Structure of the mrs-1 gene and expression of native MetRS-Ce and of a C-terminally truncated derivative. (A) The mrs-1 gene is composed of six exons. The 5′ and 3′ noncoding sequences are indicated by dark gray boxes. The first three exons encode the core domain of MetRS-Ce (white box), made of 595 residues, containing the catalytic and anticodon-binding domains. The C-terminal appended domain, from residues 596 to 917 (gray and black boxes corresponding to the PBD and tRBD indicated in Fig. 1, respectively), is encoded by the last three exons of the longest splice variant (L). The C-terminus of the putative short variant (S) would be encoded by the intron located between exons 3 and 4. (B) Two derivatives, with (MetRS-Ce, lane 2, 104 kDa with the appended His-tag) or without (MetRSΔC-Ce, lane 3, 69 kDa with His-tag) the C-terminal domain, were expressed in E.coli, purified to homogeneity, analyzed by SDS-PAGE, and visualized by Coomassie staining.
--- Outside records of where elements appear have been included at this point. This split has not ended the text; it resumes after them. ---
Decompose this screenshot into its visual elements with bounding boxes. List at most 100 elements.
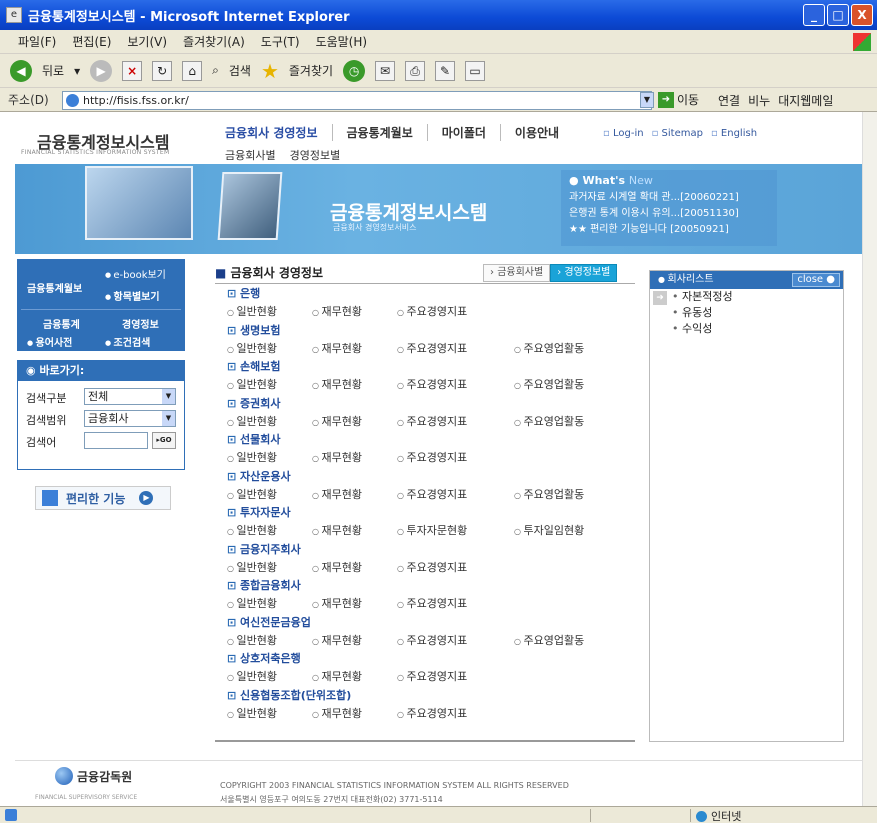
- edit-icon[interactable]: ✎: [435, 60, 456, 81]
- whats-new-item[interactable]: ★★ 편리한 기능입니다 [20050921]: [569, 220, 769, 235]
- print-icon[interactable]: ⎙: [405, 60, 426, 81]
- info-link[interactable]: 주요영업활동: [514, 376, 585, 395]
- category-header[interactable]: 생명보험: [227, 322, 635, 340]
- info-link[interactable]: 재무현황: [312, 595, 362, 614]
- tab-by-company[interactable]: › 금융회사별: [483, 264, 551, 282]
- info-link[interactable]: 주요경영지표: [397, 340, 468, 359]
- category-header[interactable]: 투자자문사: [227, 504, 635, 522]
- subnav-by-info[interactable]: 경영정보별: [290, 147, 341, 163]
- category-header[interactable]: 여신전문금융업: [227, 614, 635, 632]
- info-link[interactable]: 재무현황: [312, 486, 362, 505]
- info-link[interactable]: 재무현황: [312, 413, 362, 432]
- menu-view[interactable]: 보기(V): [127, 33, 167, 50]
- info-link[interactable]: 주요경영지표: [397, 595, 468, 614]
- forward-arrow-icon[interactable]: ▶: [90, 59, 113, 82]
- panel-item[interactable]: 자본적정성: [650, 289, 843, 305]
- tab-by-info[interactable]: › 경영정보별: [550, 264, 618, 282]
- quick-by-item[interactable]: 항목별보기: [105, 288, 160, 303]
- info-link[interactable]: 주요영업활동: [514, 486, 585, 505]
- search-range-select[interactable]: 금융회사 ▼: [84, 410, 176, 427]
- home-icon[interactable]: ⌂: [182, 60, 203, 81]
- login-link[interactable]: Log-in: [603, 128, 644, 139]
- info-link[interactable]: 주요경영지표: [397, 668, 468, 687]
- quick-ebook[interactable]: e-book보기: [105, 266, 166, 281]
- fss-logo[interactable]: 금융감독원: [55, 767, 132, 785]
- sitemap-link[interactable]: Sitemap: [652, 128, 703, 139]
- whats-new-item[interactable]: 과거자료 시계열 확대 관...[20060221]: [569, 188, 769, 203]
- info-link[interactable]: 주요경영지표: [397, 559, 468, 578]
- info-link[interactable]: 재무현황: [312, 668, 362, 687]
- info-link[interactable]: 주요경영지표: [397, 632, 468, 651]
- vertical-scrollbar[interactable]: [862, 112, 877, 806]
- favorites-button[interactable]: 즐겨찾기: [289, 62, 333, 79]
- refresh-icon[interactable]: ↻: [152, 60, 173, 81]
- go-button[interactable]: ➜ 이동: [658, 91, 699, 108]
- category-header[interactable]: 증권회사: [227, 395, 635, 413]
- info-link[interactable]: 주요경영지표: [397, 705, 468, 724]
- info-link[interactable]: 주요영업활동: [514, 413, 585, 432]
- history-icon[interactable]: ◷: [343, 59, 366, 82]
- info-link[interactable]: 재무현황: [312, 632, 362, 651]
- panel-item[interactable]: 유동성: [650, 305, 843, 321]
- info-link[interactable]: 재무현황: [312, 303, 362, 322]
- keyword-input[interactable]: [84, 432, 148, 449]
- menu-help[interactable]: 도움말(H): [316, 33, 368, 50]
- menu-tools[interactable]: 도구(T): [261, 33, 300, 50]
- info-link[interactable]: 재무현황: [312, 376, 362, 395]
- close-button[interactable]: X: [851, 4, 873, 26]
- go-search-button[interactable]: ▸GO: [152, 432, 176, 449]
- info-link[interactable]: 일반현황: [227, 449, 277, 468]
- info-link[interactable]: 재무현황: [312, 559, 362, 578]
- info-link[interactable]: 일반현황: [227, 705, 277, 724]
- nav-company-info[interactable]: 금융회사 경영정보: [225, 124, 333, 141]
- link-binu[interactable]: 비누: [748, 92, 770, 109]
- english-link[interactable]: English: [711, 128, 757, 139]
- favorites-star-icon[interactable]: ★: [261, 59, 279, 83]
- subnav-by-company[interactable]: 금융회사별: [225, 147, 276, 163]
- search-button[interactable]: 검색: [229, 62, 251, 79]
- info-link[interactable]: 주요경영지표: [397, 376, 468, 395]
- nav-my-folder[interactable]: 마이폴더: [428, 124, 501, 141]
- nav-monthly-report[interactable]: 금융통계월보: [333, 124, 428, 141]
- quick-condition-search[interactable]: 조건검색: [105, 334, 151, 349]
- panel-item[interactable]: 수익성: [650, 321, 843, 337]
- address-input[interactable]: http://fisis.fss.or.kr/: [62, 91, 652, 110]
- info-link[interactable]: 주요경영지표: [397, 449, 468, 468]
- info-link[interactable]: 주요경영지표: [397, 486, 468, 505]
- category-header[interactable]: 상호저축은행: [227, 650, 635, 668]
- whats-new-item[interactable]: 은행권 통계 이용시 유의...[20051130]: [569, 204, 769, 219]
- info-link[interactable]: 주요영업활동: [514, 340, 585, 359]
- info-link[interactable]: 일반현황: [227, 413, 277, 432]
- category-header[interactable]: 신용협동조합(단위조합): [227, 687, 635, 705]
- info-link[interactable]: 일반현황: [227, 668, 277, 687]
- info-link[interactable]: 투자일임현황: [514, 522, 585, 541]
- info-link[interactable]: 일반현황: [227, 340, 277, 359]
- back-arrow-icon[interactable]: ◀: [10, 59, 32, 82]
- maximize-button[interactable]: □: [827, 4, 849, 26]
- link-daeji-webmail[interactable]: 대지웹메일: [778, 92, 833, 109]
- menu-edit[interactable]: 편집(E): [72, 33, 111, 50]
- info-link[interactable]: 일반현황: [227, 376, 277, 395]
- info-link[interactable]: 일반현황: [227, 632, 277, 651]
- quick-glossary[interactable]: 용어사전: [27, 334, 73, 349]
- convenient-feature-button[interactable]: 편리한 기능 ▶: [35, 486, 171, 510]
- info-link[interactable]: 주요경영지표: [397, 303, 468, 322]
- info-link[interactable]: 일반현황: [227, 486, 277, 505]
- menu-file[interactable]: 파일(F): [18, 33, 56, 50]
- info-link[interactable]: 주요경영지표: [397, 413, 468, 432]
- minimize-button[interactable]: _: [803, 4, 825, 26]
- category-header[interactable]: 손해보험: [227, 358, 635, 376]
- info-link[interactable]: 일반현황: [227, 303, 277, 322]
- quick-monthly-report[interactable]: 금융통계월보: [27, 280, 82, 295]
- category-header[interactable]: 금융지주회사: [227, 541, 635, 559]
- back-dropdown-icon[interactable]: ▾: [74, 64, 80, 78]
- category-header[interactable]: 자산운용사: [227, 468, 635, 486]
- info-link[interactable]: 재무현황: [312, 522, 362, 541]
- panel-close-button[interactable]: close ●: [792, 273, 840, 287]
- category-header[interactable]: 종합금융회사: [227, 577, 635, 595]
- info-link[interactable]: 재무현황: [312, 340, 362, 359]
- category-header[interactable]: 선물회사: [227, 431, 635, 449]
- info-link[interactable]: 일반현황: [227, 522, 277, 541]
- search-icon[interactable]: ⌕: [212, 63, 219, 78]
- messenger-icon[interactable]: ▭: [465, 60, 486, 81]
The multisynthetase complex from rabbit, containing MetRS at 101 kDa, is shown as a size marker (lane 1).

Figure 4

Nematode MetRS is a monomer in solution. (A) The full-length (MetRS) and C-terminally truncated derivative (MetRSΔC) of MetRS from C. elegans were subjected to size exclusion chromatography on a Superose 12 column. (B) The apparent molecular masses of the two proteins were deduced from their relative elution volumes K_av. The molecular mass standards included (1) yeast phenylalanyl-tRNA synthetase (250 kDa), (2) the dimer (136 kDa) and (3) the monomer (68 kDa) of bovine serum albumin, and (4) ovalbumin (45 kDa).

Figure 5

Analysis of the MetRS species expressed in C. elegans during development. Antibodies were raised against the core domain of MetRS from the nematode (MetRSΔC-Ce) and used to identify the MetRS species expressed in the worm. (A) Equimolar amounts of purified MetRS-Ce (15 ng) and MetRSΔC-Ce (10 ng) (lane 3), and a SDS (lane 1) or soluble (lane 2) extract of a nonsynchronized culture of C. elegans were analyzed by Western blotting. (B) SDS extracts of embryos (E), of larvae at the L1, L2, L3, or L4 stages, and of young adults (A0) and 1-day adults (A1) of the nematode were analyzed by Western blotting using antibodies directed to the core protein MetRSΔC-Ce or to tubulin.

Figure 6

The C-domain confers on nematode MetRS tRNA-binding properties. ³²P-labeled in vitro transcribed tRNA^Met was incubated with native (MetRS-Ce) (left) or C-terminally truncated (MetRSΔC-Ce) (right) nematode MetRS at the concentrations indicated. After electrophoresis at 4°C on a 6% native polyacrylamide gel, the mobility shift of tRNA was visualized by autoradiography. The arrowheads point to free tRNA species.

Figure 7

The C-terminal domain of nematode MetRS restricts tRNA turnover in the aminoacylation reaction. The tRNA saturation kinetics in the tRNA^Met aminoacylation reaction were determined with partially purified rabbit elongator tRNA^Met (methionine acceptance of 660 pmol/A₂₆₀ unit) in the presence of 6.5 nM MetRS-Ce (•) or MetRSΔC-Ce (▪). Experimental values (symbols) were fitted to the Michaelis–Menten equation (curves).